Неудовлетворённость тщится (это первое слово, ради которого я закрыл документ, чтобы проверить его значение и удостовериться, что оно вообще существует) разрешиться в сублимации, которая в данном случае выражется в переносе желания в другую плоскость, но всё это фикция, что головой понимаешь прекрасно. Обыкновенно при обострении этого невроза заниматься делом довольно трудно и стоит огромных усилий. Писательство, которое призвано служить способом автотерапии, превращается в каторгу, в татами для внутренних борений. (Здесь я снова не удержался и удалил предложение, в котором пытался подвязаться к началу текста, но оставим это.)
Проповедь птицам. Джотто ди Бондоне
Моё сознание в своей целокупности представляет сейчас пульсирующий фонд мыслей, которые хороши и занятны вне этической рамки.
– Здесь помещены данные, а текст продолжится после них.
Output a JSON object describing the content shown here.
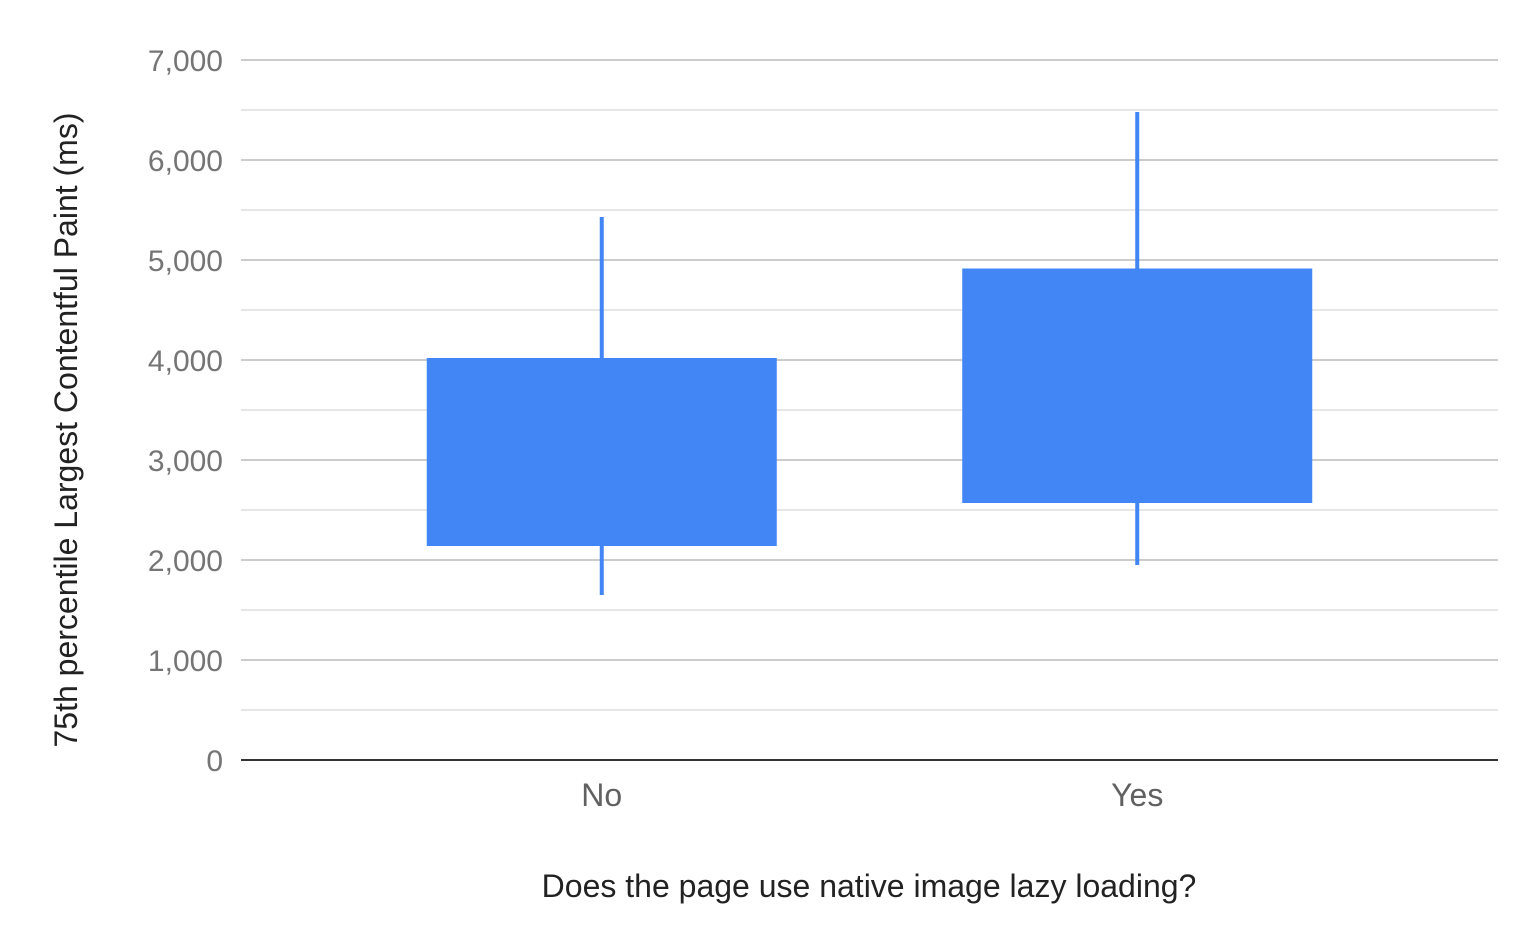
{
  "chart_data": {
    "type": "candlestick",
    "title": "",
    "xlabel": "Does the page use native image lazy loading?",
    "ylabel": "75th percentile Largest Contentful Paint (ms)",
    "ylim": [
      0,
      7000
    ],
    "yticks": [
      0,
      1000,
      2000,
      3000,
      4000,
      5000,
      6000,
      7000
    ],
    "ytick_labels": [
      "0",
      "1,000",
      "2,000",
      "3,000",
      "4,000",
      "5,000",
      "6,000",
      "7,000"
    ],
    "categories": [
      "No",
      "Yes"
    ],
    "series": [
      {
        "low": [
          1650,
          1950
        ],
        "box_bottom": [
          2140,
          2570
        ],
        "box_top": [
          4020,
          4915
        ],
        "high": [
          5430,
          6480
        ]
      }
    ],
    "grid": true,
    "minor_grid": true,
    "color": "#4285F4",
    "legend": "none"
  }
}
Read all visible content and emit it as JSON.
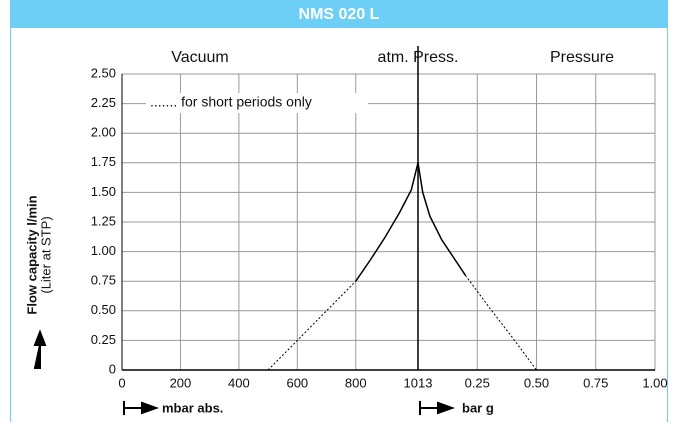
{
  "chart_data": {
    "type": "line",
    "title": "NMS 020 L",
    "regions": [
      "Vacuum",
      "atm. Press.",
      "Pressure"
    ],
    "annotation": "....... for short periods only",
    "ylabel": "Flow capacity l/min",
    "ylabel_sub": "(Liter at STP)",
    "xlabel": "mbar abs.",
    "x2label": "bar g",
    "xlim": [
      0,
      1013
    ],
    "xticks": [
      0,
      200,
      400,
      600,
      800,
      1013
    ],
    "x2lim": [
      0,
      {
        "value": 1,
        "label": "1.00"
      }
    ],
    "x2ticks": [
      0.25,
      {
        "value": 0.5,
        "label": "0.50"
      },
      0.75,
      {
        "value": 1,
        "label": "1.00"
      }
    ],
    "ylim": [
      0,
      {
        "value": 2.5,
        "label": "2.50"
      }
    ],
    "yticks": [
      0,
      0.25,
      {
        "value": 0.5,
        "label": "0.50"
      },
      0.75,
      {
        "value": 1,
        "label": "1.00"
      },
      1.25,
      {
        "value": 1.5,
        "label": "1.50"
      },
      1.75,
      {
        "value": 2,
        "label": "2.00"
      },
      2.25,
      {
        "value": 2.5,
        "label": "2.50"
      }
    ],
    "grid": true,
    "color": "#000000",
    "series": [
      {
        "x": [
          500,
          600,
          700,
          800
        ],
        "values": [
          0,
          0.25,
          0.5,
          0.75
        ],
        "style": "dashed"
      },
      {
        "x": [
          800,
          850,
          900,
          950,
          990,
          1013
        ],
        "values": [
          0.75,
          0.93,
          1.12,
          1.33,
          1.52,
          1.75
        ],
        "style": "solid"
      },
      {
        "x": [
          0,
          0.02,
          0.05,
          0.1,
          0.15,
          0.2
        ],
        "values": [
          1.75,
          1.5,
          1.3,
          1.1,
          0.95,
          0.8
        ],
        "style": "solid",
        "axis": "x2"
      },
      {
        "x": [
          0.2,
          0.3,
          0.4,
          0.5
        ],
        "values": [
          0.8,
          0.53,
          0.27,
          0
        ],
        "style": "dashed",
        "axis": "x2"
      }
    ]
  }
}
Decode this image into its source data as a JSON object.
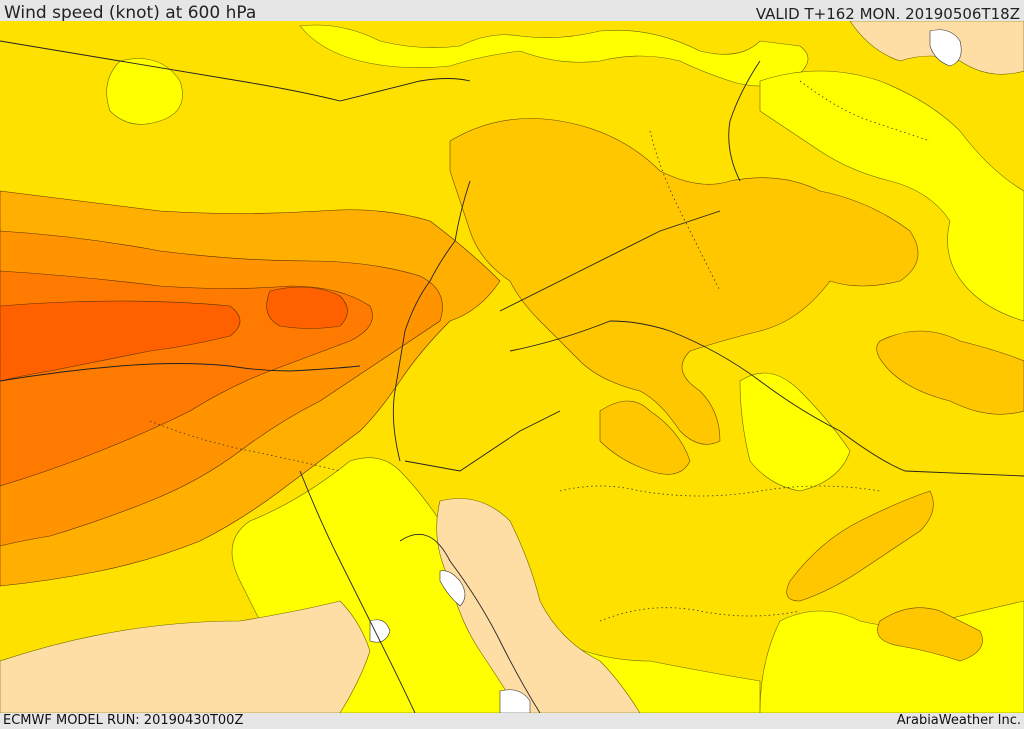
{
  "header": {
    "title": "Wind speed (knot) at 600 hPa",
    "valid_time": "VALID T+162 MON. 20190506T18Z"
  },
  "footer": {
    "model_run": "ECMWF MODEL RUN: 20190430T00Z",
    "credit": "ArabiaWeather Inc."
  },
  "map": {
    "variable": "wind speed",
    "units": "knot",
    "level": "600 hPa",
    "palette": {
      "very_light": "#ffdea6",
      "light_yellow": "#ffff00",
      "yellow": "#ffe100",
      "gold": "#ffc700",
      "orange_light": "#ffaf00",
      "orange": "#ff9400",
      "orange_dark": "#ff7a00",
      "red_orange": "#ff6000",
      "water": "#ffffff"
    }
  }
}
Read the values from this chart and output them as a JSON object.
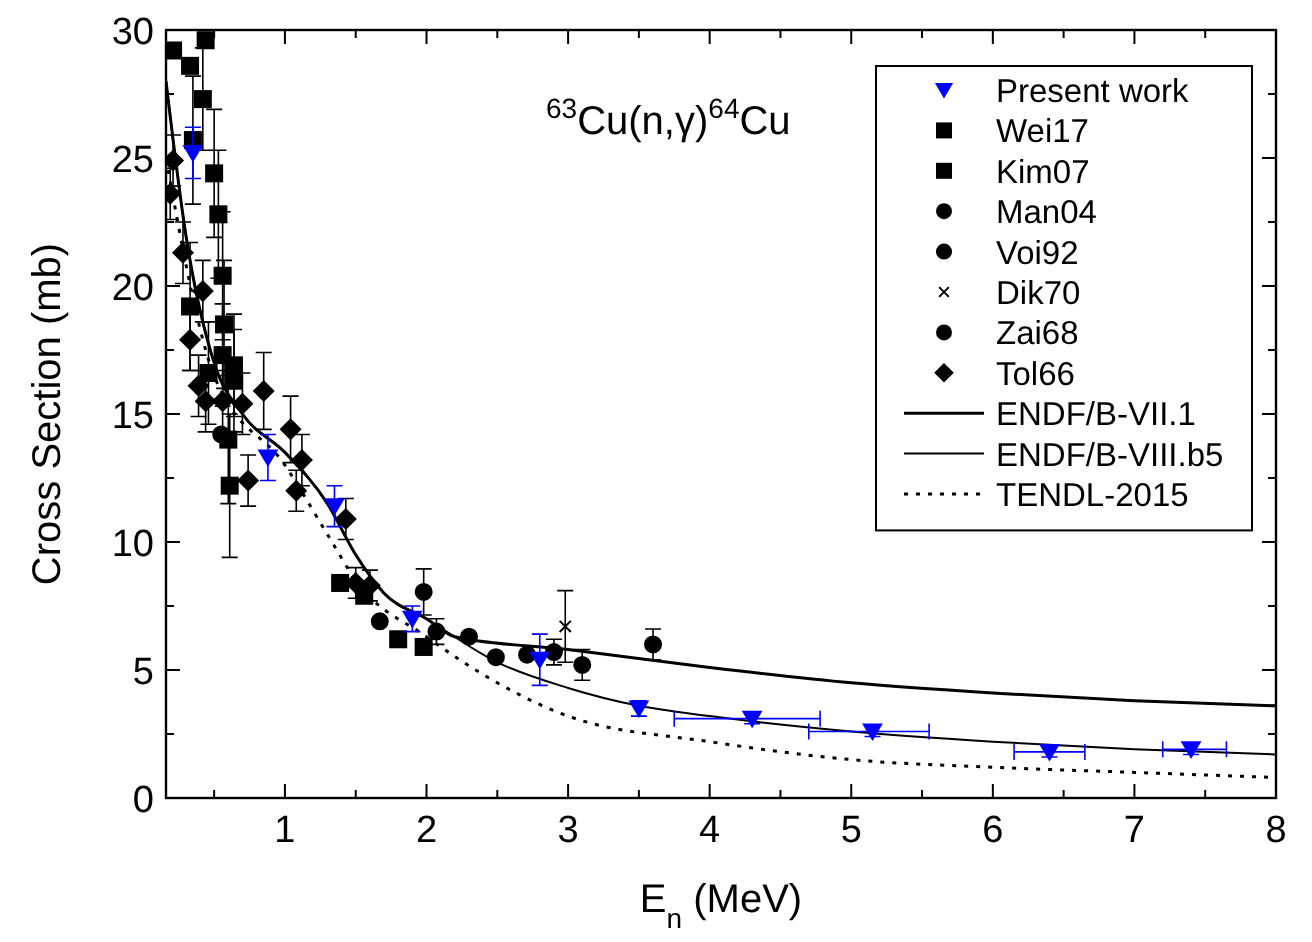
{
  "chart_data": {
    "type": "scatter",
    "xlabel": "E$_{n}$ (MeV)",
    "ylabel": "Cross Section (mb)",
    "annotations": [
      "$^{63}$Cu(n,γ)$^{64}$Cu"
    ],
    "xlim": [
      0.16,
      8
    ],
    "xticks": [
      {
        "value": 0.5,
        "label": null
      },
      1,
      {
        "value": 1.5,
        "label": null
      },
      2,
      {
        "value": 2.5,
        "label": null
      },
      3,
      {
        "value": 3.5,
        "label": null
      },
      4,
      {
        "value": 4.5,
        "label": null
      },
      5,
      {
        "value": 5.5,
        "label": null
      },
      6,
      {
        "value": 6.5,
        "label": null
      },
      7,
      {
        "value": 7.5,
        "label": null
      },
      8
    ],
    "ylim": [
      0,
      30
    ],
    "yticks": [
      0,
      {
        "value": 2.5,
        "label": null
      },
      5,
      {
        "value": 7.5,
        "label": null
      },
      10,
      {
        "value": 12.5,
        "label": null
      },
      15,
      {
        "value": 17.5,
        "label": null
      },
      20,
      {
        "value": 22.5,
        "label": null
      },
      25,
      {
        "value": 27.5,
        "label": null
      },
      30
    ],
    "grid": false,
    "legend": "top right",
    "series": [
      {
        "name": "Present work",
        "color": "#0000ff",
        "marker": "triangle",
        "x": [
          0.35,
          0.88,
          1.35,
          1.9,
          2.8,
          3.5,
          4.3,
          5.15,
          6.4,
          7.4
        ],
        "values": [
          25.2,
          13.3,
          11.4,
          7.0,
          5.4,
          3.5,
          3.1,
          2.6,
          1.8,
          1.9
        ],
        "errors": [
          1.0,
          0.9,
          0.8,
          0.5,
          1.0,
          0.3,
          0.2,
          0.2,
          0.2,
          0.2
        ],
        "xerrors": [
          null,
          null,
          null,
          null,
          null,
          null,
          [
            3.75,
            4.78
          ],
          [
            4.7,
            5.55
          ],
          [
            6.15,
            6.65
          ],
          [
            7.2,
            7.65
          ]
        ]
      },
      {
        "name": "Wei17",
        "color": "#000000",
        "marker": "square",
        "x": [
          0.21,
          0.33,
          0.42,
          0.44,
          0.35,
          0.5,
          0.53,
          0.56,
          0.57,
          0.33,
          0.56,
          0.64,
          0.64,
          0.6,
          0.61,
          0.46
        ],
        "values": [
          29.2,
          28.6,
          27.3,
          29.6,
          25.7,
          24.4,
          22.8,
          20.4,
          18.5,
          19.2,
          17.3,
          16.9,
          16.3,
          14.0,
          12.2,
          16.6
        ],
        "errors": [
          null,
          null,
          2,
          null,
          2.5,
          2.5,
          2.5,
          2.5,
          2.5,
          2.5,
          2,
          2,
          2,
          2.5,
          2.8,
          2
        ]
      },
      {
        "name": "Kim07",
        "color": "#000000",
        "marker": "square",
        "x": [
          1.39,
          1.56,
          1.8,
          1.98
        ],
        "values": [
          8.4,
          7.9,
          6.2,
          5.9
        ]
      },
      {
        "name": "Man04",
        "color": "#000000",
        "marker": "circle",
        "x": [
          0.55
        ],
        "values": [
          14.2
        ]
      },
      {
        "name": "Voi92",
        "color": "#000000",
        "marker": "circle",
        "x": [
          1.98
        ],
        "values": [
          8.05
        ],
        "errors": [
          0.9
        ]
      },
      {
        "name": "Dik70",
        "color": "#000000",
        "marker": "cross",
        "x": [
          2.98
        ],
        "values": [
          6.7
        ],
        "errors": [
          1.4
        ]
      },
      {
        "name": "Zai68",
        "color": "#000000",
        "marker": "circle",
        "x": [
          1.67,
          2.07,
          2.3,
          2.49,
          2.71,
          2.9,
          3.1,
          3.6
        ],
        "values": [
          6.9,
          6.5,
          6.3,
          5.5,
          5.6,
          5.7,
          5.2,
          6.0
        ],
        "errors": [
          null,
          0.5,
          null,
          null,
          null,
          0.5,
          0.6,
          0.6
        ]
      },
      {
        "name": "Tol66",
        "color": "#000000",
        "marker": "diamond",
        "x": [
          0.19,
          0.21,
          0.28,
          0.33,
          0.39,
          0.42,
          0.44,
          0.56,
          0.7,
          0.74,
          0.85,
          1.04,
          1.08,
          1.12,
          1.43,
          1.5,
          1.6
        ],
        "values": [
          23.6,
          24.9,
          21.3,
          17.9,
          16.1,
          19.8,
          15.5,
          15.5,
          15.4,
          12.4,
          15.9,
          14.4,
          12.0,
          13.2,
          10.9,
          8.4,
          8.3
        ],
        "errors": [
          1,
          1,
          1.2,
          1.2,
          1.2,
          1.2,
          1.2,
          1.2,
          1.2,
          1,
          1.5,
          1.3,
          0.8,
          1,
          0.8,
          0.6,
          0.6
        ]
      },
      {
        "name": "ENDF/B-VII.1",
        "type": "line",
        "color": "#000000",
        "line_style": "solid",
        "x": [
          0.16,
          0.3,
          0.5,
          0.7,
          1.0,
          1.3,
          1.5,
          1.7,
          2.0,
          2.2,
          3,
          4,
          5,
          6,
          7,
          8
        ],
        "values": [
          28,
          22,
          17,
          15,
          13.5,
          11.5,
          9.5,
          8,
          7.0,
          6.3,
          5.8,
          5.1,
          4.5,
          4.1,
          3.8,
          3.6
        ]
      },
      {
        "name": "ENDF/B-VIII.b5",
        "type": "line",
        "color": "#000000",
        "line_style": "solid",
        "x": [
          0.16,
          0.3,
          0.5,
          0.7,
          1.0,
          1.3,
          1.5,
          1.7,
          2.0,
          2.5,
          3,
          3.5,
          4,
          5,
          6,
          7,
          8
        ],
        "values": [
          28,
          22,
          17,
          15,
          13.5,
          11.5,
          9.5,
          8,
          7.0,
          5.3,
          4.3,
          3.6,
          3.2,
          2.6,
          2.2,
          1.9,
          1.7
        ]
      },
      {
        "name": "TENDL-2015",
        "type": "line",
        "color": "#000000",
        "line_style": "dotted",
        "x": [
          0.16,
          0.5,
          1,
          1.3,
          1.5,
          2,
          2.5,
          3,
          4,
          5,
          6,
          7,
          8
        ],
        "values": [
          25,
          16.5,
          13,
          10.3,
          8.5,
          6.3,
          4.5,
          3.2,
          2.2,
          1.5,
          1.2,
          1.0,
          0.8
        ]
      }
    ]
  }
}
Если бы я заходил внутрь себя без этических оценок, я был бы чрезвычайно исполнительным и эффективным роботом (каким, возможно, на время стать было бы даже хорошо). Однако я слежу за самим собой, как за последним маньяком на тайном этапе, и всё время его одёргиваю, его — себя — осуждаю. И занимаюсь при этом делом, которое презираю. То есть понимаете: я ненавижу говорить о себе. Мне в этом смысле нравится установка Черчилля, что-то в духе: всегда относись серьёзно к тому, что ты делаешь, и никогда — к самому себе. Я не люблю говорить о себе. Я презираю людей, которые любят говорить о себе, преувеличивать свою значимость, приукрашивать свои заслуги. И при этом при всём, обессилев в попытках внутреннего переворота, я не могу сойти с места и вынужден производить такие вот кровопускания — писать текст за текстом о себе, о внутренних процессах, силясь объяснить их — себе в первую очередь — и надеясь, что в один из таких текстов попаду случайно в артерию — и хлынет алая и горячая, да вместе с гноем и всякими отложениями выйдет, изойдёт.
Можно ли относиться к этом как к шагу? Вот это действительно вопрос. Я — понимая прекрасно практически нулевую общественную ценность таких текстов — полагаю, что для собственного спасения они лучше молчания, потому что служат как минимум отдохновением. Толстой говорит: если можешь не писать — не пиши. Соответственно, пиши, если не можешь не писать. А вот как поступать, если не можешь писать и если можешь писать? Всё же опять сводится к честности (я не специально, само кольцуется). Смысл максимы Толстого в том, чтобы не врать себе. Лучше не писать — если писать от праздности. Можно ли сказать собаке с вывихнутой задней лапой: если можешь не ходить — не ходи. Может ли она «не ходить»? Это идиотская постановка вопроса. Она не может ходить. Нужно ли ей ходить? Вне всякого сомнения. Можно ли что-то сделать с этим? Можно ли восстановить эту способность? Да. И сделать для этого надо всё. Ходить на трёх, терпеть боль, содержательно стоять — и выдержать произвол врачей, которые всегда чего-то лечат.